Millions of HIV cases uncounted?

Here in India, AIDS is a problem that is still difficult to quantify. Unlike most nations of the developed world - and many nations of Africa - India does not test pregnant women during prenatal healthcare visits. Because of this, the Indian government counts only the most obvious cases of HIV, officially 5.13 million, leaving possibly hundreds of thousands, or even millions, uncounted.

What is certain is that AIDS is a growing problem in India, larger than more visible disasters like the Dec. 26 tsunami. (India's official tsunami death toll stands at 10,744). "The number of people affected [by HIV and AIDS in India] grew by over half a million last year," Dr. S.Y. Quraishi, former project director of the National AIDS Control Organization of India recently told reporters. "That's like having a tsunami every week."

Given the conservatism of some Indian villages, the AIDS walkers tailor their message to the crowd. At schools, they preach abstinence and the dangers of premarital sex. In markets, they are more explicit, talking about the dangers of unprotected sex, the danger of unclean syringes, the need for hygiene. They distribute condoms to any man who wants them. (Most do.)

Few women approach the marchers - who are all men - to hear such information, so the AIDS Walk reaches them in other ways, sending a mobile clinic to more remote villages, offering counseling and medical treatment, free of charge.

"If I go into a village speaking of sexually transmitted infections (STIs), people may not come because of the stigma, so we call it a health camp," says Dr. J. S. Ramchander Rao, the clinic doctor, who joined the walk from his home state of Andhra Pradesh. But even with such a random population, Dr. Rao says more than 50 percent of the cases he treats are either STIs or reproductive tract HIV infections.

Usha Rani, one of the two women accompanying the walkers by van, says she finds frightening levels of ignorance about HIV/AIDS. "In Rajasthan [a Western Indian state], people were asking us, 'What is AIDS? Is it a kind of food?'" says Ms. Rani.

Rani says she hopes she is giving women power at home by giving information. But she and nurse Apraise Joy also recognize that many Indian women live in male- dominated locales. "One woman came to our clinic and told us, privately, that her husband had given her an STI," says Ms. Joy. "Then her husband came to the clinic with his mother and started beating his wife."

In the Palwal market, the AIDS walkers are hamming it up. Their skits deal with men who visit brothels, and drug users. One skit follows a man, evidently in pain from a toothache, into the dentist's office.
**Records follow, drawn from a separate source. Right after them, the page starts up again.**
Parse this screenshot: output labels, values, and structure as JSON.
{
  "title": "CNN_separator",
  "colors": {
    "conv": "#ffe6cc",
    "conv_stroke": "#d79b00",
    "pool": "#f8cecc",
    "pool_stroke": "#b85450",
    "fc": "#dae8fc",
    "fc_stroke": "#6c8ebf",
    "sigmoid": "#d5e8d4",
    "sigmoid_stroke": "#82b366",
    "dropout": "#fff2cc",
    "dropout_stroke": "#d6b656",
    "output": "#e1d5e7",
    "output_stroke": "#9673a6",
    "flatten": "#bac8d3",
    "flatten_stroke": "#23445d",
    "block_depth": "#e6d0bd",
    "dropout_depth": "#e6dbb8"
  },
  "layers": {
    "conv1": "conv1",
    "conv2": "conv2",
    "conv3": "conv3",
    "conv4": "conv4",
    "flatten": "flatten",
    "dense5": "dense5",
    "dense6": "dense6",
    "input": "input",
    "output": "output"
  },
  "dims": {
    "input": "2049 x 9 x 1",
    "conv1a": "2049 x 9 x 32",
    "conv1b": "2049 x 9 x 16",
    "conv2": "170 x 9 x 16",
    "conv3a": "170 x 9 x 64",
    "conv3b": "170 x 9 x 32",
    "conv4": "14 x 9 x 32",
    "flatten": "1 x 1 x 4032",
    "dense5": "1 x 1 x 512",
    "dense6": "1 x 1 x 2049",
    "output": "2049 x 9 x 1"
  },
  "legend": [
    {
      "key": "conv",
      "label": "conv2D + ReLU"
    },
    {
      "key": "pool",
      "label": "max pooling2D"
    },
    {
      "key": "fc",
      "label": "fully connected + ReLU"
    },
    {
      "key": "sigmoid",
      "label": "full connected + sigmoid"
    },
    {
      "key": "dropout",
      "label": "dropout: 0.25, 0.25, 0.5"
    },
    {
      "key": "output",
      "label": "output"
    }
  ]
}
"Doctor, my tooth hurts," says the man. The doctor looks inside the man's mouth, and pulls out a tooth. "Arghh, that was the wrong tooth," the man says.

The doctor pulls out a syringe - a massive plunger he has already used on several other patients - and the man cringes. "Is that for a buffalo or a man?"

At the end, an educator steps forward to give the moral. "AIDS doesn't spread only by sex, it also can spread through dirty needles at the doctor's office. Make sure that your doctor always uses a clean syringe."